THE CELLULAR

REGIA: David R.Ellis
CAST: Kim Basinger, Chris Evans, William H. Macy
SCENEGGIATURA: Larry Cohen, Eric Bress


A cura di Gianluigi Perrone

E QUATTRO PAPERELLE….

Ci si aspettava di vedere saltare da un momento all’altro Adriana Lima mezza nuda durante la proiezione di questo Cellular. E non sarebbe stato fuori luogo dato che il film di David Ellis (ex stuntman e regista di Final Destination 2) è un grande spot al mondo della telefonia mobile. <<Il cellulare può salvarti la vita>> sembrerebbe dire il giovane protagonista Chris Evans, qui opportunamente anabolizzato o pompato che descrive minuziosamente le caratteristiche del suo cellulare che lo metterà in ballo in una corsa contro il tempo per salvare la vita della famiglia Martin. Kim Basinger, sempre bellissima ma evidentemente a corto di soldi viste le sue recenti partecipazioni, è Jessica Martin, insegnante di biologia e moglie di un venditore immobiliare che, trovatosi nel momento sbagliato al posto sbagliato, si ritrova ad avere delle prove scottanti che danno fastidio a qualcuno. La donna viene rapita e minacciata ma riesce a riparare un telefono e a lanciare una chiamata SOS ad un numero qualsiasi. Naturalmente avrebbe anche potuto chiamare me ma intercetta un cellulare che casualmente si trova vicino a lei, appartenente a Ryan, un dongiovanni perditempo che dimostra un inaspettato senso civico allorché si mette nei guai fino al collo per aiutare la donna. Il casting è stato fatto decisamente bene e vede una serie di caratteristi tutti azzeccati tra i quali spicca la bravura del “cattivo” Jason Statham, talentuoso attore londinese già visto in Lock & Stock e The Transporter, e l’avvenenza di Jessica Biel.

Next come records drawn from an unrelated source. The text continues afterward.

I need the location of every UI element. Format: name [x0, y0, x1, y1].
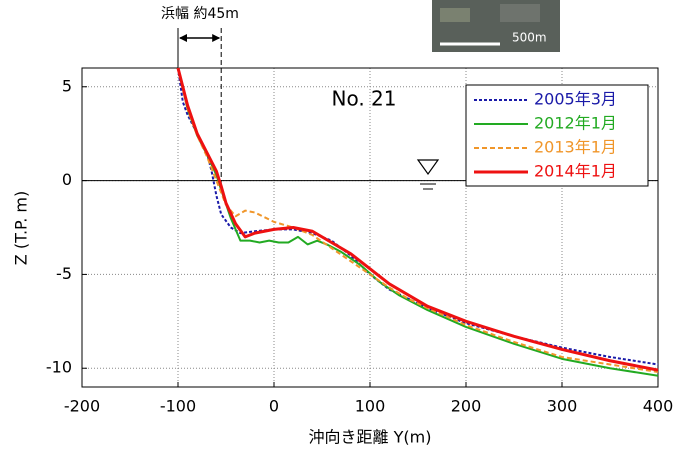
- arrow-head: [212, 34, 221, 42]
- y-tick-label: 0: [62, 170, 72, 189]
- y-tick-label: 5: [62, 76, 72, 95]
- water-level-symbol: [416, 159, 440, 190]
- legend-label: 2013年1月: [534, 138, 617, 157]
- map-scale-label: 500m: [512, 31, 547, 45]
- series-line: [177, 67, 659, 373]
- legend-label: 2005年3月: [534, 90, 617, 109]
- legend-label: 2012年1月: [534, 114, 617, 133]
- x-tick-label: 100: [355, 397, 386, 416]
- map-texture: [500, 4, 540, 22]
- arrow-head: [179, 34, 187, 42]
- x-tick-label: -200: [64, 397, 100, 416]
- x-tick-label: 0: [269, 397, 279, 416]
- x-axis-title: 沖向き距離 Y(m): [309, 428, 432, 447]
- y-tick-label: -5: [56, 264, 72, 283]
- plot-frame: [81, 67, 659, 388]
- y-axis-title: Z (T.P. m): [12, 191, 31, 265]
- series-line: [176, 67, 659, 372]
- profile-label: No. 21: [331, 87, 396, 111]
- x-tick-label: 300: [547, 397, 578, 416]
- annotation: 浜幅 約45m: [161, 6, 239, 22]
- y-tick-label: -10: [46, 358, 72, 377]
- legend-box: [465, 84, 649, 187]
- x-tick-label: 200: [451, 397, 482, 416]
- triangle: [416, 159, 440, 176]
- map-texture: [440, 8, 470, 22]
- legend-label: 2014年1月: [534, 162, 617, 181]
- x-tick-label: -100: [160, 397, 196, 416]
- x-tick-label: 400: [643, 397, 674, 416]
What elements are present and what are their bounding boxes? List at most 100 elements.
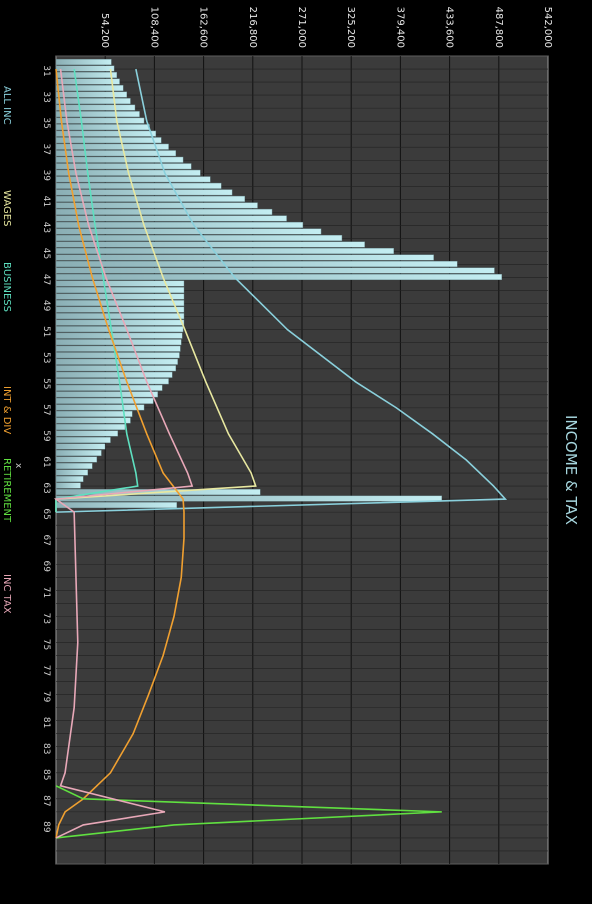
x-tick-label: 39: [41, 170, 51, 182]
y-tick-label: 216,800: [247, 7, 258, 48]
x-tick-label: 49: [41, 300, 51, 312]
income-bar: [55, 189, 233, 196]
legend-item: ALL INC: [1, 86, 12, 125]
x-tick-label: 63: [41, 482, 51, 493]
chart-title: INCOME & TAX: [562, 415, 580, 525]
income-bar: [55, 345, 181, 352]
series-line-retirement: [55, 785, 442, 839]
income-bar: [55, 287, 185, 294]
legend-item: RETIREMENT: [1, 458, 12, 523]
x-tick-label: 37: [41, 143, 51, 154]
x-tick-label: 51: [41, 326, 51, 337]
income-bar: [55, 476, 84, 483]
y-tick-label: 271,000: [296, 7, 307, 48]
x-tick-label: 69: [41, 561, 51, 573]
income-bar: [55, 72, 118, 79]
income-bar: [55, 332, 183, 339]
x-axis-marker: x: [13, 463, 23, 469]
income-bar: [55, 163, 192, 170]
income-bar: [55, 182, 222, 189]
lines: [53, 68, 508, 839]
y-tick-label: 487,800: [493, 7, 504, 48]
y-tick-label: 542,000: [542, 7, 553, 48]
x-tick-label: 45: [41, 248, 51, 259]
series-line-business: [55, 68, 139, 513]
income-bar: [55, 469, 88, 476]
x-tick-label: 81: [41, 717, 51, 728]
income-bar: [55, 143, 169, 150]
income-bar: [55, 410, 133, 417]
y-tick-label: 433,600: [444, 7, 455, 48]
series-line-inc-tax: [53, 68, 194, 839]
income-bar: [55, 221, 304, 228]
legend-item: INT & DIV: [1, 386, 12, 434]
income-bar: [55, 254, 434, 261]
income-bar: [55, 130, 157, 137]
x-tick-label: 61: [41, 456, 51, 467]
income-bar: [55, 59, 112, 65]
series-line-wages: [55, 68, 257, 513]
x-tick-label: 67: [41, 534, 51, 545]
income-bar: [55, 65, 115, 72]
x-tick-label: 33: [41, 91, 51, 102]
x-tick-label: 73: [41, 613, 51, 624]
x-tick-label: 85: [41, 769, 51, 780]
income-bar: [55, 156, 184, 163]
x-ticks: 31 33 35 37 39 41 43 45 47 49 51 53 55 57 59 61 63 65 67 69…: [41, 65, 51, 833]
income-bar: [55, 215, 287, 222]
income-bar: [55, 423, 126, 430]
income-bar: [55, 202, 258, 209]
x-tick-label: 89: [41, 821, 51, 833]
income-bar: [55, 85, 124, 92]
income-bar: [55, 417, 131, 424]
income-bar: [55, 404, 145, 411]
x-tick-label: 71: [41, 587, 51, 598]
legend-item: WAGES: [1, 190, 12, 226]
y-ticks: 54,200 108,400 162,600 216,800 271,000 325,20…: [99, 7, 553, 48]
income-bar: [55, 371, 173, 378]
income-bar: [55, 463, 93, 469]
income-bar: [55, 293, 185, 300]
x-tick-label: 79: [41, 691, 51, 703]
income-bar: [55, 208, 273, 215]
x-tick-label: 75: [41, 639, 51, 650]
income-bar: [55, 326, 184, 333]
income-bar: [55, 274, 502, 281]
income-bar: [55, 98, 131, 105]
y-tick-label: 54,200: [99, 13, 110, 48]
x-tick-label: 65: [41, 508, 51, 519]
income-bar: [55, 111, 140, 118]
income-bar: [55, 365, 177, 372]
series-line-all-inc: [55, 68, 508, 513]
x-tick-label: 83: [41, 743, 51, 754]
income-bar: [55, 261, 458, 267]
income-bar: [55, 104, 136, 111]
income-bar: [55, 234, 343, 241]
x-tick-label: 41: [41, 196, 51, 207]
income-bar: [55, 450, 102, 456]
x-tick-label: 31: [41, 65, 51, 76]
income-bar: [55, 436, 111, 443]
income-bar: [55, 137, 162, 144]
x-tick-label: 77: [41, 665, 51, 676]
x-tick-label: 47: [41, 274, 51, 285]
series-line-int-div: [55, 68, 185, 839]
income-bar: [55, 495, 442, 502]
income-bar: [55, 91, 128, 98]
x-tick-label: 57: [41, 404, 51, 415]
x-tick-label: 55: [41, 378, 51, 389]
x-tick-label: 59: [41, 430, 51, 442]
y-tick-label: 325,200: [345, 7, 356, 48]
grid: [56, 55, 548, 865]
x-tick-label: 35: [41, 117, 51, 128]
income-bar: [55, 502, 177, 509]
income-bar: [55, 482, 81, 489]
legend: ALL INC WAGES BUSINESS INT & DIV RETIREMENT I…: [1, 86, 12, 614]
income-bar: [55, 391, 158, 398]
income-bar: [55, 267, 495, 274]
income-bar: [55, 117, 145, 124]
x-tick-label: 87: [41, 795, 51, 806]
income-bar: [55, 397, 154, 404]
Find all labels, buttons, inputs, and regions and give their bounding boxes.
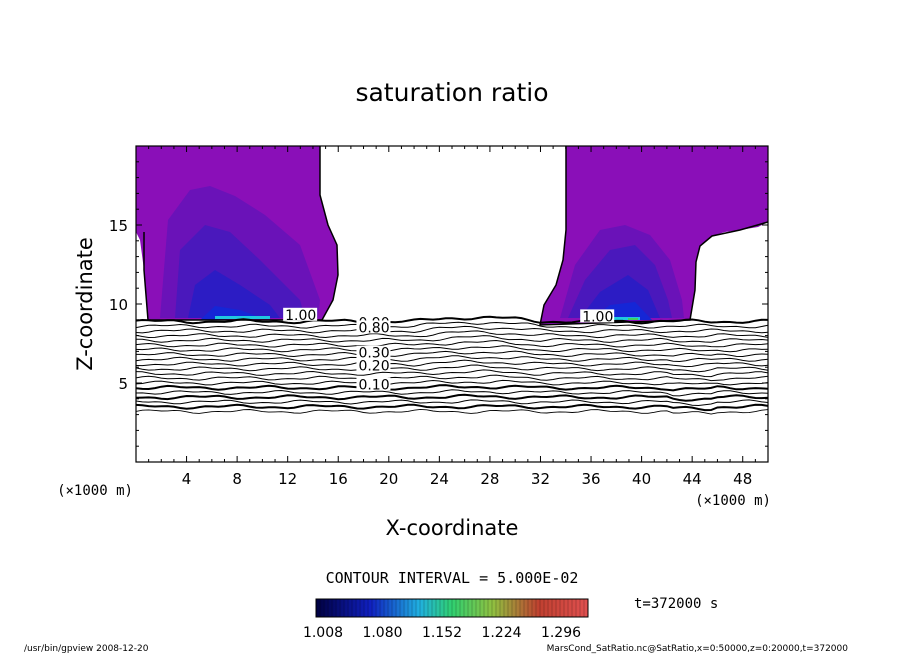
contour-labels: 1.000.900.800.300.200.101.00 [283,307,615,393]
contour-line [136,379,768,386]
y-axis-ticks: 5 10 15 [109,161,768,447]
x-tick-label: 32 [531,470,550,488]
x-axis-ticks: 4 8 12 16 20 24 28 32 36 40 44 48 [148,146,756,488]
contour-line [136,399,768,407]
contour-line [136,389,768,397]
contour-line [136,335,768,343]
contour-label: 1.00 [582,309,613,325]
x-axis-unit-left: (×1000 m) [57,483,133,499]
contour-label: 0.20 [358,358,389,374]
colorbar-label: 1.296 [541,625,581,641]
contour-line [136,374,768,382]
contour-interval-text: CONTOUR INTERVAL = 5.000E-02 [326,569,579,587]
footer-right: MarsCond_SatRatio.nc@SatRatio,x=0:50000,… [547,644,849,654]
x-tick-label: 48 [733,470,752,488]
contour-line [136,355,768,363]
contour-label-bg [283,307,318,321]
colorbar-label: 1.152 [422,625,462,641]
contour-line [136,369,768,378]
contour-label-bg [356,320,391,334]
contour-label-bg [580,309,615,323]
colorbar [315,598,589,618]
contour-label-bg [356,358,391,372]
y-tick-label: 10 [109,296,128,314]
contour-line [136,359,768,368]
chart-title: saturation ratio [355,78,548,107]
contour-line [136,345,768,353]
contour-label: 0.80 [358,320,389,336]
x-tick-label: 36 [581,470,600,488]
contour-lines [136,146,768,415]
contour-line [136,393,768,402]
x-tick-label: 20 [379,470,398,488]
right-cloud-core-3 [580,275,660,318]
contour-line [136,350,768,358]
left-cloud-core-3 [188,270,280,318]
left-cloud-cyan-band [215,316,270,319]
x-axis-unit-right: (×1000 m) [695,493,771,509]
x-tick-label: 16 [329,470,348,488]
contour-label: 1.00 [285,308,316,324]
contour-line [136,364,768,373]
footer-left: /usr/bin/gpview 2008-12-20 [24,644,149,654]
contour-line [136,321,768,329]
contour-line [136,403,768,412]
x-tick-label: 24 [430,470,449,488]
contour-line [136,408,768,415]
contour-label: 0.30 [358,346,389,362]
y-tick-label: 15 [109,217,128,235]
right-cloud-outline [539,146,768,326]
colorbar-label: 1.080 [362,625,402,641]
x-tick-label: 4 [182,470,192,488]
x-tick-label: 28 [480,470,499,488]
contour-label: 0.10 [358,377,389,393]
contour-line [136,339,768,348]
time-label: t=372000 s [634,596,718,612]
colorbar-label: 1.224 [481,625,521,641]
contour-line [136,325,768,334]
x-axis-label: X-coordinate [386,516,519,540]
x-tick-label: 40 [632,470,651,488]
left-cloud-outline [143,146,339,321]
y-axis-label: Z-coordinate [73,237,97,371]
supersaturation-fills [136,146,768,325]
contour-line [136,330,768,339]
colorbar-label: 1.008 [303,625,343,641]
contour-label-bg [356,377,391,391]
contour-label-bg [356,345,391,359]
x-tick-label: 44 [683,470,702,488]
colorbar-labels: 1.008 1.080 1.152 1.224 1.296 [303,625,581,641]
right-cloud-green-spot [628,318,638,320]
x-tick-label: 8 [232,470,242,488]
colorbar-stripes [319,599,585,617]
y-tick-label: 5 [118,375,128,393]
x-tick-label: 12 [278,470,297,488]
contour-line [136,384,768,392]
right-cloud-cyan-band [600,317,640,320]
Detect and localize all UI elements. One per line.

William H. Macy è decisamente sprecato nel solito piccolo ruolo di omino triste e tranquillo che risolve la situazione.
Dai primissimi secondi di film, Ellis non da un attimo di tregua. Il ritmo rimane frenetico e febbrile per tutta la pellicola arrivando a toccare spesso situazioni decisamente improbabili. Il soggettista Larry Cohen si era già cimentato con il thriller telefonico con il suo In Linea con L’assassino che prendeva spunto da un’idea di Hitchcock, il quale desiderava realizzare un film che si svolgesse unicamente in una cabina telefonica. Lì il risultato di Joel Schumacher non faceva poi rimpiangere tanto le capacità del grande Hitch e dava un’idea di questi thriller “istantanei”, che partendo da un’idea banalissima tengono il ritmo per quell’oretta e mezzo. Cellular appartiene a questa tipologia di film che pretendono poco e mantengono abbastanza le aspettative. La sceneggiatura si sforza di ricercare tutte le possibili applicazioni degli ormai diffusissimi telefonini cellulari in un ambito più action che thriller. A volte la mano è veramente troppo forzata e il film cade nel surreale, ma perer fortuna la buona intuizione di Cellular è l’ironia. Le gag dei protagonisti stemperano la tensione evitando di annoiare lo spettatore. Non volersi prendere sul serio è la decisione migliore per un film che pone come punto di forza esplosioni e sparatorie collegate da pochissimo senso narrativo. L’apoteosi del trash la vediamo nei titoli di coda cafonissimi in cui i nomi degli interpreti compaiono sullo schermo del cellulare, una trovata talmente strampalata da risultare simpatica. Il film dichiara immediatamente di voler essere puro intrattenimento di massa, per cui non rimane che spegnere i cervelli.